Suppressing a protest with force…is like trying to put out a fire with gasoline.
On the night of 3 September 2005, sixteen-year old José Huenante was carousing with his friends on the side of the road in Puerto Montt, southern Chile. They were drinking beer and acting up, and when a police patrol car passed by they reportedly threw stones at it before running away. The police gave chase and called in another 12 officers to assist. Everyone escaped except for Huenante, who was bundled into patrol car 1375. He was never seen again.
An investigation into the teenager’s disappearance uncovered falsified arrest records, intimidation of his family by the police, and a wealth of lies told by the arresting officers. Eleven years after Huenante disappeared the investigation is still ongoing, no-one has been punished and the arresting officers still have their jobs.
That Chile’s first forced disappearance since the end of the Pinochet dictatorship was an indigenous Mapuche might have been a coincidence, but it was not a surprise; for the Mapuche journalist, Pedro Cayuqueo, it was part of a long, violent pattern.
To Huenante’s name Cayuqueo could add Alex Lemún, 16, Matías Catrileo, 22, and Jaime Mendoza, 24: all unarmed, all killed by police bullets; the list of Mapuches killed with impunity by the Chilean police is long. “Is a young Chilean worth more than a young Mapuche?” Cayuqueo asked in a 2011 article. “Absolutely!” was his answer.
Cayuqueo, 41, is Chile’s foremost indigenous journalist and one of its best-known Mapuche rights defenders. An outspoken activist since the mid 90s, he founded Chile’s two most prominent Mapuche newspapers, Mapuche Times and Azkintuwe (now defunct). Born into an indigenous rural community in the Auracanía region of southern Chile, but schooled in the city, his first taste of racism came at nine (courtesy of a Chilean friend’s mother); from then on, he kept a diary, recording his experiences as a Mapuche child in a predominantly white society: “The Ann Frank of the Auracanía,” he joked in a 2014 interview with CNN Chile. His writing style is provocative and often sardonic. In a media environment in which indigenous opinion is either ignored or rarely given sympathetic coverage, Cayuqueo has done more than anyone to make the Mapuche voice heard. Most importantly, he has exposed to a general audience the current reality of the centuries-old conflict between the Mapuche people and the state – and the widespread discrimination that it has fuelled.
The Mapuche conflict is a dispute over land that the Chilean State seized from indigenous people and handed to private businesses. Many Mapuches feel aggrieved by this and, on a few occasions, there have been attacks on property or, more rarely, landowners. Most Mapuche activism, however, involves peaceful ‘occupations’ of their ancestral lands. The authorities generally respond to this with extreme violence and an over-zealous application of anti-terror legislation, which the UN Special Rapporteur on human rights and counter-terrorism has said is “applied in an arbitrary fashion,” “discriminates against the Mapuche,” “undermines the right to a fair trial,” and contributes to an “extremely volatile” situation.

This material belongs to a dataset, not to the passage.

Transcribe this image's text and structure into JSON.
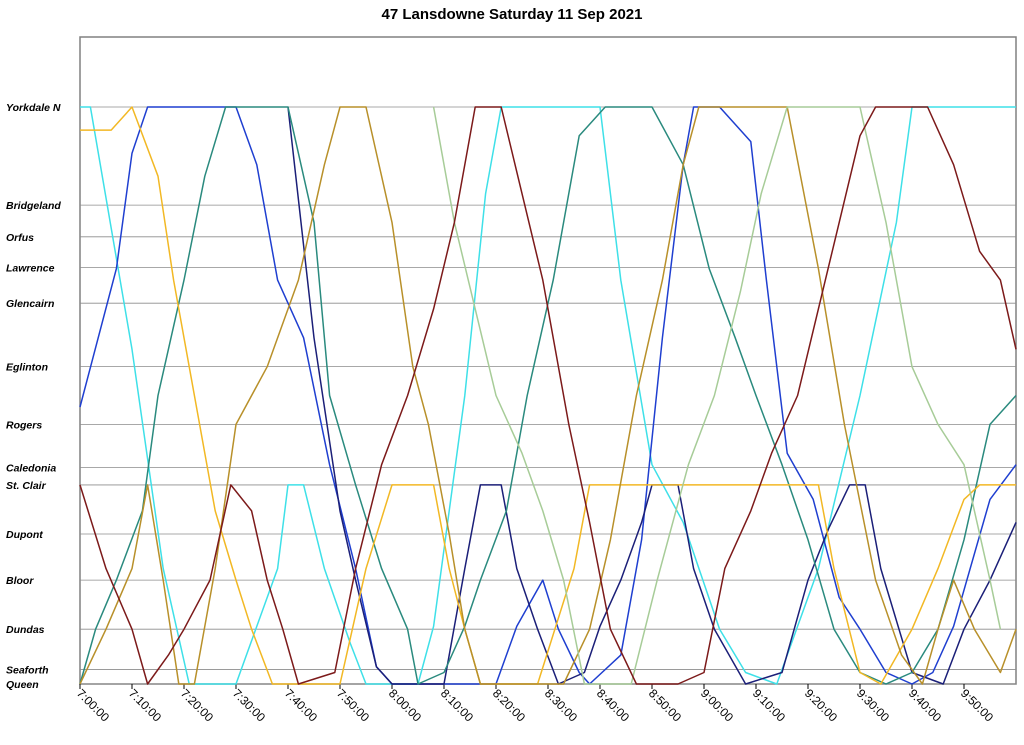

Cayuqueo has devoted much of his journalism to exposing the injustices rooted in the conflict, and to denouncing the sometimes bizarre behaviour of the Chilean state which conflates peaceful protests with terrorist activity, links Mapuche activists to terrorists in Iraq, and makes overblown declarations about alleged ties between Mapuche protesters and terrorist groups like the FARC. He has also been damning about the police’s use of agent provocateurs to implicate peaceful Mapuche protest groups in acts of violence.
In this tense, increasingly combustible atmosphere, those rare journalists who do not follow the government line on Mapuche issues can face threats from the police or even arrest. Cayuqueo, caustically critical of presidents and police, has been harassed and detained numerous times: in 2003, he was sentenced to 61 days’ imprisonment after being arrested at a 1999 land occupation (the police also confiscated 200 copies of his newspaper, Azkintuwe); in 2005, before he was due to attend a meeting of indigenous journalists in Canada, he was incarcerated again for the alleged non-payment of a fine related to his 1999 charges; in 2012, after returning from Argentina where he had been promoting his first book about Chile’s discriminatory treatment of the Mapuches, Cayuqueo was detained once more – again ostensibly in connection with the 1999 land occupation – by police who refused to release him immediately despite being ordered to do so by a local judge.
Yet despite the antipathy of the authorities, Cayuqueo’s own professional progress is evidence of how his work has gone some way in combating discrimination by changing the way Mapuches are seen in the media: this one-time youthful land protester received the Ibero-American Journalism Award in 2013, and now presents – unthinkable for a Mapuche a decade ago – a television series devoted to indigenous issues on CNN Chile.